Holy Saturday confronts the kind of faith that only trusts God when life is loud and clear. It invites a deeper faith, one that can say: “I can’t track Your timing, but I trust Your character.” Because faith isn’t just believing God can. It’s believing God is good even here, even now, even in the dark.

Soul-Level Reflection:
  • Where am I in a “Saturday season” right now, waiting, grieving, unresolved, in-between? What am I afraid it means?
  • When God feels silent, what conclusion do I drift toward: I’m forgotten, I’m failing, God isn’t good, this won’t change? What does that reveal about what I believe God is like?
  • What am I most tempted to do in the silence, control, numb, withdraw, lash out, quit, or compromise? What is that impulse trying to protect?
  • If I trusted that God is still working in hidden ways, what would faithful waiting look like today?

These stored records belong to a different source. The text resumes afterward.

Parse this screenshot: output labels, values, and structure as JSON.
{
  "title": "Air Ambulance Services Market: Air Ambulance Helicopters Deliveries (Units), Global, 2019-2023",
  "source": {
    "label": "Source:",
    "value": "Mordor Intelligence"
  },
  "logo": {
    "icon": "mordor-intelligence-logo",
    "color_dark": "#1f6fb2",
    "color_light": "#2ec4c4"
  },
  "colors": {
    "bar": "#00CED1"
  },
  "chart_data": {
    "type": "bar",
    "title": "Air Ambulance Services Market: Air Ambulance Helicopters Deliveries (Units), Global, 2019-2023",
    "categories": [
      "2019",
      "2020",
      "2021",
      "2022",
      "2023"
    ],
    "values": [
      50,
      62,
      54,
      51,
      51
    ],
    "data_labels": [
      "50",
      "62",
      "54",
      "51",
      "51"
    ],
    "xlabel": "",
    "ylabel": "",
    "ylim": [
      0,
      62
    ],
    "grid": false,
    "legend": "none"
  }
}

Prayer: Jesus, Holy Saturday feels like the day I know too well the in-between where I can’t see You moving, and I’m tempted to assume You’re absent. Meet me in the waiting. Hold my hope when my hands feel empty. Quiet my panic, steady my soul, and teach me to trust Your heart when I can’t track Your timing. Even here, You are King. Amen.

Action Step: 
  • Choose one “Saturday trust” practice today: worship, rest without guilt, pray honestly, keep a commitment, reach out for help, reconcile, or do the next right thing. 
  • Then set a reminder on your phone (2–3 times today) that simply says: “Even here, You are King.” 
  • When it goes off, pause for 10 seconds and whisper that prayer.